Sistem perdagangan internasional yang dipromosikan oleh Organisasi Perdagangan Dunia (WTO) merugikan para petani kecil di negara-negara miskin.
Sistem perdagangan WTO ini juga meningkatkan risiko dan ketergantungan negara miskin terhadap produsen besar, mengancam keamanan pangan, menimbulkan kelaparan dan kemiskinan.
Hal ini diungkapkan oleh Olivier De Schutter ahli HAM independen PBB bidang pangan sebagaimana dirilis dalam berita resmi PBB, Jum’at, 16 Desember 2011.
“Globalisasi telah menciptakan pemenang dan pecundang, namun menjadi pecundang di industri pangan dunia berarti bersiap mengalami kemiskinan dan kelaparan” ujar De Schutter.
Menurut De Schutter teori keamanan pangan yang memisahkan antara wilayah penghasil pangan (food-surplus regions) dan wilayah yang kekurangan pangan (food-deficit regions), antara negara eksportir dan importir pangan, antara pemenang dan pecundang tak lagi bisa diterima.
De Schutter menekankan, WTO harus menyadari bahaya ketergantungan negara miskin terhadap sistem perdagangan pangan dunia.
Negara miskin akan dirugikan oleh volatilitas (risiko naik turunnya) harga pangan sehingga mereka akan terjebak pada kemiskinan dan kelaparan yang berkepanjangan yang akan dirasakan baik oleh masyarakat perkotaan maupun di pedesaan.
Biaya untuk memenuhi kebutuhan pangan negara miskin meningkat lima hingga enam kali lipat antara 1992 dan 2008. Sebanyak 25% kebutuhan pangan negara miskin saat ini dipenuhi melalui impor.
Jika kondisi di atas berlanjut, negara miskin menurut De Schutter, akan terjebak pada lingkaran setan:
– Semakin besar mereka tergantung pada perdagangan untuk memenuhi kebutuhan pangan semakin sedikit investasi yang mereka tanam di pertanian domestik.

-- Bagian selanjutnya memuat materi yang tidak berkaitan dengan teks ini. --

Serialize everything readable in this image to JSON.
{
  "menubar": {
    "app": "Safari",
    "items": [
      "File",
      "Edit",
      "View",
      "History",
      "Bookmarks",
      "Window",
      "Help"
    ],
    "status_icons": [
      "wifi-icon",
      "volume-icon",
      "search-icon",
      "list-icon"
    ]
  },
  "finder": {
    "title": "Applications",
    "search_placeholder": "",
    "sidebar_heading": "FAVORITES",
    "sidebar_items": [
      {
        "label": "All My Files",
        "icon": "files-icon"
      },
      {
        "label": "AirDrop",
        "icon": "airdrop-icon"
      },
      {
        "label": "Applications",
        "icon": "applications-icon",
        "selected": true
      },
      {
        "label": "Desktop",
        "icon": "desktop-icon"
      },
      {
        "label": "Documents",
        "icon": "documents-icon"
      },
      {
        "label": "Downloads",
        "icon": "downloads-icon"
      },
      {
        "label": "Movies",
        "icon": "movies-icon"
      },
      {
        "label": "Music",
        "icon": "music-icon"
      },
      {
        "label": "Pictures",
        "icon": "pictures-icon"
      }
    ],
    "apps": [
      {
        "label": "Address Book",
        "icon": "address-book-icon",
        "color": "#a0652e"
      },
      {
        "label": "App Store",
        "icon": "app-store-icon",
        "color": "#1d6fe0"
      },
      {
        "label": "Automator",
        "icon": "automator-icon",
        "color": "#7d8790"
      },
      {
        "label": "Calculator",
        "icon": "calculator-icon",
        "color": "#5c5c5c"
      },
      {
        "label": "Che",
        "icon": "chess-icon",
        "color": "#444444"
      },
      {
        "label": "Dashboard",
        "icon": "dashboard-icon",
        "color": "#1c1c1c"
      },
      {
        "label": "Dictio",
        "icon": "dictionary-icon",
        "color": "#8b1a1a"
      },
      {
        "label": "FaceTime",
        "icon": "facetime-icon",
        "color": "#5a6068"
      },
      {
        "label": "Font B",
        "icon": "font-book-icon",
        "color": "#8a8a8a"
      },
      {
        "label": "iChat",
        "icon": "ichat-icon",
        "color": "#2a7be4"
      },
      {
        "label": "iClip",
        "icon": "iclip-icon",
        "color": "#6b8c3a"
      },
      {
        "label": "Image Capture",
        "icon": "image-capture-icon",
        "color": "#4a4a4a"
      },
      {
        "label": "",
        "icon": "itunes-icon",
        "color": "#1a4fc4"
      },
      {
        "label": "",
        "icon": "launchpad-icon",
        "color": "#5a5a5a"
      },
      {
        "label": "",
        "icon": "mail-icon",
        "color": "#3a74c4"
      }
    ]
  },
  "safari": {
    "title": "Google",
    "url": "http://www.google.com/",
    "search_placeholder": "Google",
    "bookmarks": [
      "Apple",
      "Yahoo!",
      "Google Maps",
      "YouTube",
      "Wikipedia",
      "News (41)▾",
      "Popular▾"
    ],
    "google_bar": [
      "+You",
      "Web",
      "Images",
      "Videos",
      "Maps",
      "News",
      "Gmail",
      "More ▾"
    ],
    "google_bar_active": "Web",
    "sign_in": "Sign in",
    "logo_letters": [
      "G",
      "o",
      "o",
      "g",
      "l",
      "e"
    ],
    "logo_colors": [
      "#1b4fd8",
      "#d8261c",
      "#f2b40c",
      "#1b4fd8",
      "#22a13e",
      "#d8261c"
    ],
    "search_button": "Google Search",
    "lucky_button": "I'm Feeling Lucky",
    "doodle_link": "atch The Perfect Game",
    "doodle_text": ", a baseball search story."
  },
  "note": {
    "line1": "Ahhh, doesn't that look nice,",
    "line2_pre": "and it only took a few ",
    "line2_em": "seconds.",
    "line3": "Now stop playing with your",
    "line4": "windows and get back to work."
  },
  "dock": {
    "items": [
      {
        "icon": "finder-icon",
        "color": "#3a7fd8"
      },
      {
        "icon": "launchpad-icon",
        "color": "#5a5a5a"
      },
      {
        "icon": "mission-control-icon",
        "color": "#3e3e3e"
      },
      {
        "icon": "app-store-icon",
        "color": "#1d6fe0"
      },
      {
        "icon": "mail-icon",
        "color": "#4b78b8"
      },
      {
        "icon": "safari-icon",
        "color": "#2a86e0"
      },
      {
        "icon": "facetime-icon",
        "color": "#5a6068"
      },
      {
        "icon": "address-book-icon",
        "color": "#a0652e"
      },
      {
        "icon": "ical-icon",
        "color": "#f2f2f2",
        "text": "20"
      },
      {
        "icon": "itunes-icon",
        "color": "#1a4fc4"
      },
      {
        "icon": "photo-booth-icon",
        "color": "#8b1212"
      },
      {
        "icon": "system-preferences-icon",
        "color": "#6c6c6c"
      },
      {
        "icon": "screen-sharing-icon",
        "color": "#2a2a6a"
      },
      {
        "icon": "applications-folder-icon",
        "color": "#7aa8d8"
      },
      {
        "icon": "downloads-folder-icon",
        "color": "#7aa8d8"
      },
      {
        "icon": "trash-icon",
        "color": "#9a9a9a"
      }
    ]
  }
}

Dan semakin kecil investasi dan dukungan mereka terhadap petani kecil lokal mereka akan semakin tergantung pada pangan impor –
De Schutter menekankan sistem yang diperkenalkan oleh WTO ini merongrong kemampuan negara miskin untuk bisa mandiri dan menjamin keamanan pangan mereka sendiri.
“Padahal ada solusi yang saling menguntungkan. Jika kita membantu petani kecil, yang seringkali masuk dalam kelompok penduduk termiskin, kita bisa membantu mereka keluar dari kemiskinan sekaligus meningkatkan produksi pangan guna memenuhi kebutuhan lokal,” ujarnya.
Dalam konteks ini, menurut De Schutter, perdagangan hanya berfungsi sebagai pelengkap sistem produksi pangan lokal dan tidak malah menghancurkannya. Sehingga masyarakat miskin perkotaan akan memiliki akses ke bahan pangan yang segar dan bergizi, sementara perbedaan harga pasar dan harga petani bisa semakin ditekan.
Semua ini memerlukan dukungan regulasi yang bisa meredam volatilitas harga pangan yang merugikan petani. Kebijakan-kebijakan seperti ini (diantaranya melalui subsidi) yang selama ini ditentang oleh WTO. Kebijakan WTO selama ini selalu memrosikan liberalisasi atau perdagangan bebas yang merugikan petani miskin.
Negara miskin – selain kesulitan mengakses pasar internasional – juga menjadi korban eksploitasi lahan, air dan sumber daya alam dari perusahaan-perusahaan yang berorientasi eksport yang seringkali adalah perusahaan multinasional asing melalui pola bagi hasil yang tidak adil di sektor pertanian bahkan di sektor pertambangan.
De Schutter meminta WTO turut mengatasi masalah ini guna menghindari ancaman kemiskinan dan kelaparan endemik di negara-negara miskin dunia.
Di masa datang, menurut De Schutter, negara miskin yang bergantung dari impor pangan akan dibantu tidak dengan cara memberikan bantuan pangan langsung, namun dengan membantu mereka meraih swasembada pangan dan pertanian.
Ini adalah konsensus pasca krisis pangan dunia yang telah disadari bahkan oleh negara-negara maju yang tergabung dalam G20. Menurut De Schutter, akan sungguh mengecewakan jika WTO tidak mengubah kebijakannya dan mempertahankan kebijakan lama yang terus merugikan petani miskin.